Die Kinder verschwanden unter den kratzigen Decken, dann wurde es ruhig, als der Mann den Schlafsaal verließ. Erst jetzt wagten es die Jungen, leise miteinander zu flüstern. Grauer-Wolf erfuhr von einem anderen Lakotakind, das im Bett neben ihm lag, dass es streng verboten war, in seiner Muttersprache zu reden. „Ihr müsst ganz schnell die Sprache der Wasicu lernen“, flüsterte es leise. „Sonst waschen sie euch den Mund mit Seife aus.“
„Was ist Seife?“, wunderte sich Grauer-Wolf.

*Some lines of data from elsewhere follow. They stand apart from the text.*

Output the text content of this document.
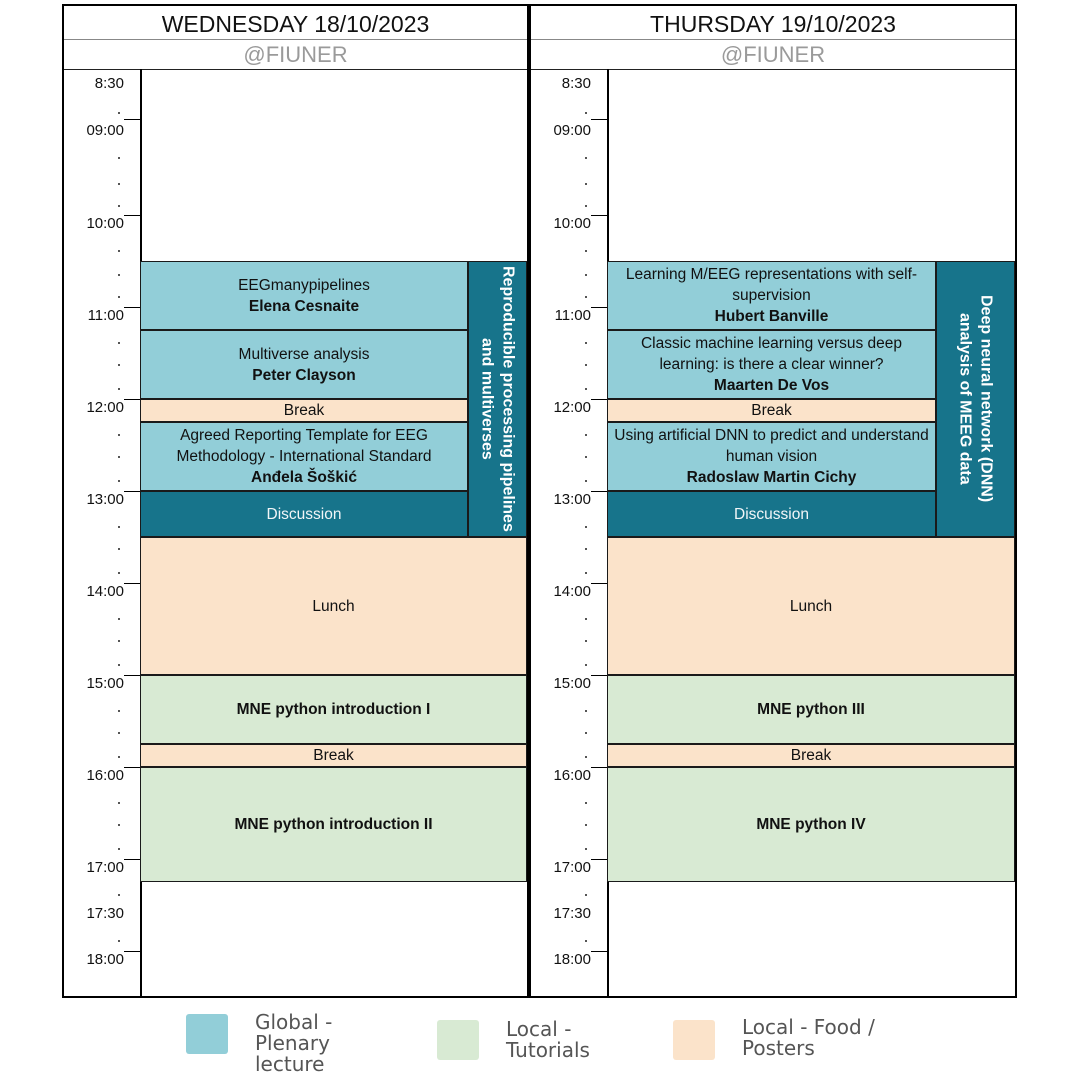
WEDNESDAY 18/10/2023
@FIUNER
8:30
09:00
10:00
11:00
12:00
13:00
14:00
15:00
16:00
17:00
17:30
18:00
EEGmanypipelines
Elena Cesnaite
Multiverse analysis
Peter Clayson
Break
Agreed Reporting Template for EEG Methodology - International Standard
Anđela Šoškić
Discussion	Reproducible processing pipelines and multiverses
Lunch
MNE python introduction I
Break
MNE python introduction II
THURSDAY 19/10/2023
@FIUNER
8:30
09:00
10:00
11:00
12:00
13:00
14:00
15:00
16:00
17:00
17:30
18:00
Learning M/EEG representations with self-supervision
Hubert Banville
Classic machine learning versus deep learning: is there a clear winner?
Maarten De Vos
Break
Using artificial DNN to predict and understand human vision
Radoslaw Martin Cichy
Discussion
Deep neural network (DNN) analysis of MEEG data
Lunch
MNE python III
Break
MNE python IV
Global -
Plenary
lecture
Local -
Tutorials
Local - Food /
Posters
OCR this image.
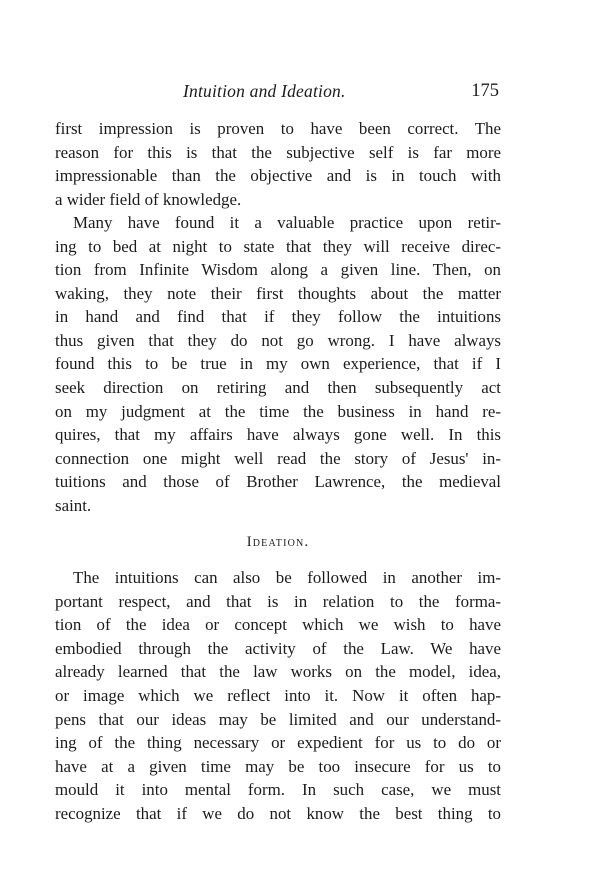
Intuition and Ideation.	175
first impression is proven to have been correct. The
reason for this is that the subjective self is far more
impressionable than the objective and is in touch with
a wider field of knowledge.
Many have found it a valuable practice upon retir-
ing to bed at night to state that they will receive direc-
tion from Infinite Wisdom along a given line. Then, on
waking, they note their first thoughts about the matter
in hand and find that if they follow the intuitions
thus given that they do not go wrong. I have always
found this to be true in my own experience, that if I
seek direction on retiring and then subsequently act
on my judgment at the time the business in hand re-
quires, that my affairs have always gone well. In this
connection one might well read the story of Jesus' in-
tuitions and those of Brother Lawrence, the medieval
saint.
Ideation.
The intuitions can also be followed in another im-
portant respect, and that is in relation to the forma-
tion of the idea or concept which we wish to have
embodied through the activity of the Law. We have
already learned that the law works on the model, idea,
or image which we reflect into it. Now it often hap-
pens that our ideas may be limited and our understand-
ing of the thing necessary or expedient for us to do or
have at a given time may be too insecure for us to
mould it into mental form. In such case, we must
recognize that if we do not know the best thing to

„Das schäumende Ding, mit denen sie sich die Hände waschen! Es schmeckt grässlich.“
„Wo kommst du her?“, fragte Grauer-Wolf.
„Ich heiße nun Benjamin. Ich bin ein Mniconjou-Lakota!“
„Ich heiße Sunkmanitu-tanka hota und ich bin auch Mniconjou aus dem Kul Wicasa Tiospaye. Unser Dorf steht am White-Fluss.“
Benjamin kicherte hinter seiner vorgehaltenen Hand. „Ihr müsst euch an die neuen Namen gewöhnen, sonst sperren sie euch ein und geben euch nichts zu essen.“
„Mein Name wurde mir von meinem Volk gegeben. Wenn ich ihn verleugne, verleugne ich auch, wer ich bin!“
Benjamin schrak etwas zusammen. „Ich weiß! Mein Name lautet Itancan-cistela, Kleiner-Häuptling. Und ich bin aus dem Wambli-tokahe Tiospaye. Aus der Familie von Adler-der-führt. Aber hier nennen sie mich Benjamin.“ Er seufzte kurz und fuhr dann fort. „Ihr müsst euch anpassen, wenn ihr überleben wollt.“
„Ich gehe wieder heim!“, versicherte Grauer-Wolf mit fester Stimme.
„Hasch!“ Benjamin wedelte mit der Hand vor seinem Mund, als Warnung lieber still zu sein. „Auch das darfst du niemandem erzählen! Es gibt hier Verräter unter uns. Hier sind auch Kinder aus anderen Stämmen, die uns gerne bei den Lehrern anschwärzen. Aber selbst Jungen aus unserem Volk werden schnell zu Verrätern, wenn es darum geht, Vorteile zu erhalten.“
Grauer-Wolf schwieg entsetzt. Aber er nahm die Warnung ernst. Er würde über seine Fluchtpläne nur mit den besten Freunden reden.
„Wenn du gehst, dann nimm mich mit!“, flüsterte Benjamin. „Dann bin ich wieder Itancan-cistela. Und meine Schwester nehme ich auch mit!“
„Wo sind die Mädchen?“
„Sie sind in einem anderen Gebäude und dürfen nicht mit uns reden. Nicht einmal Brüder und Schwestern dürfen sich sehen.“
„Dann wird es aber schwierig, sie mitzunehmen!“, stellte Grauer-Wolf fest.